Primary Category: Literature / Fiction

Genre: Novel

Summary:

This historical novel tells two biographical stories side by side and then brings them together in an unexpected way late in the book. Arthur is Sir Arthur Conan Doyle, physician and writer, known especially for his Sherlock Holmes stories. His story starts with his childhood in Edinburgh and his closeness to his mother (Mam). His father is described as a gentle failure of a man.

After an early education by Jesuits in England and Austria Doyle studied medicine at Edinburgh University. After graduation he worked as a Locum-tenens, went to sea and eventually started a general practice in Southsea, England. He first became interested in Spiritualism at that time and was also writing stories.
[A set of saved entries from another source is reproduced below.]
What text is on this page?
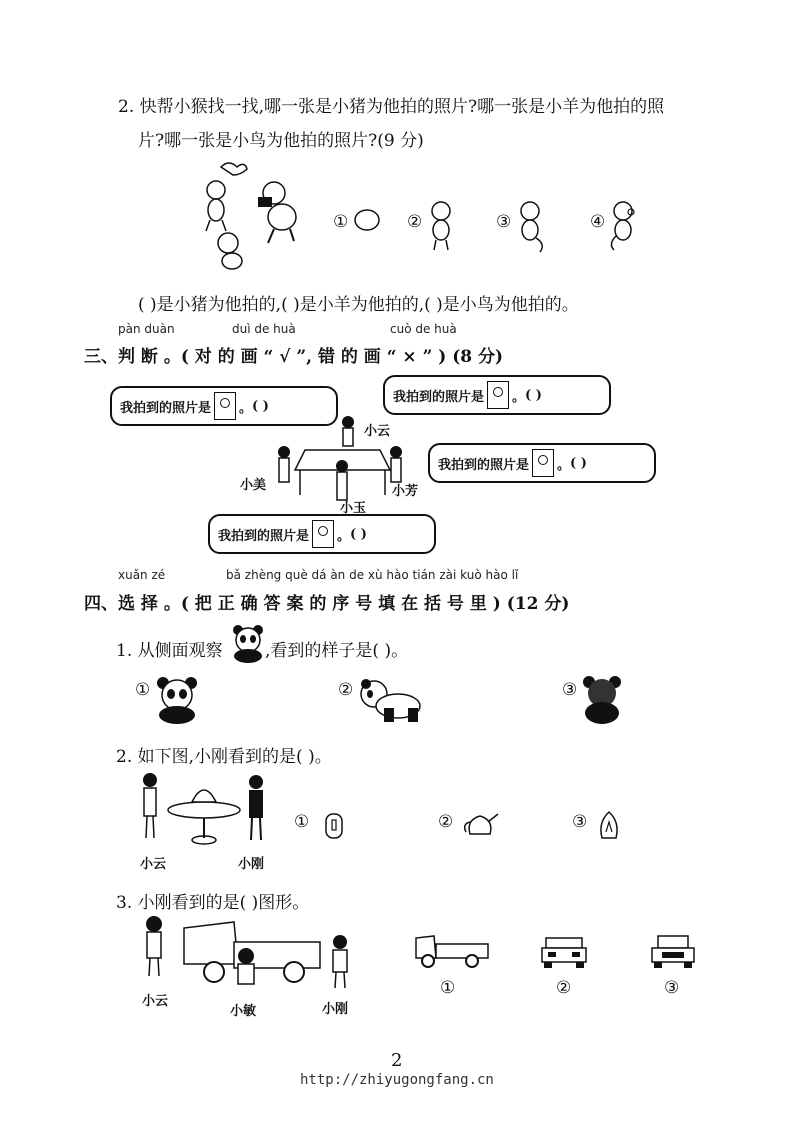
2. 快帮小猴找一找,哪一张是小猪为他拍的照片?哪一张是小羊为他拍的照
片?哪一张是小鸟为他拍的照片?(9 分)
①	②	③	④
( )是小猪为他拍的,( )是小羊为他拍的,( )是小鸟为他拍的。
pàn duàn	duì de huà	cuò de huà
三、判 断 。( 对 的 画 “ √ ”, 错 的 画 “ × ” ) (8 分)
我拍到的照片是 。 ( )
我拍到的照片是 。 ( )
我拍到的照片是 。 ( )
我拍到的照片是 。 ( )
小美
小云
小芳
小玉
xuǎn zé	bǎ zhèng què dá àn de xù hào tián zài kuò hào lǐ
四、选 择 。( 把 正 确 答 案 的 序 号 填 在 括 号 里 ) (12 分)
1. 从侧面观察 ,看到的样子是( )。
①	②	③
2. 如下图,小刚看到的是( )。
小云	小刚
①	②	③
3. 小刚看到的是( )图形。
小云
小敏	小刚
①	②	③
2
http://zhiyugongfang.cn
Sherlock Holmes provided him with sudden fame and he withdrew from practice, which had not been very successful.

His wife developed tuberculosis and was chronically ill for many years before her death, during which time he met and became emotionally involved with Jean Leckie who became his second wife and shared his belief in Spiritualism.

The second story is about George Edalji, the half-Indian son of a midlands vicar, who became a lawyer and was prey to a series of pranks and false accusations. He was falsely imprisoned and the two men meet when Arthur offered to try to help George seek retribution for this unjust event. Arthur's approach to the problem was "sherlockovian" but also real and at least partially successful. The interaction is fascinating as are the very different life stories of the two men and their families-real family drama.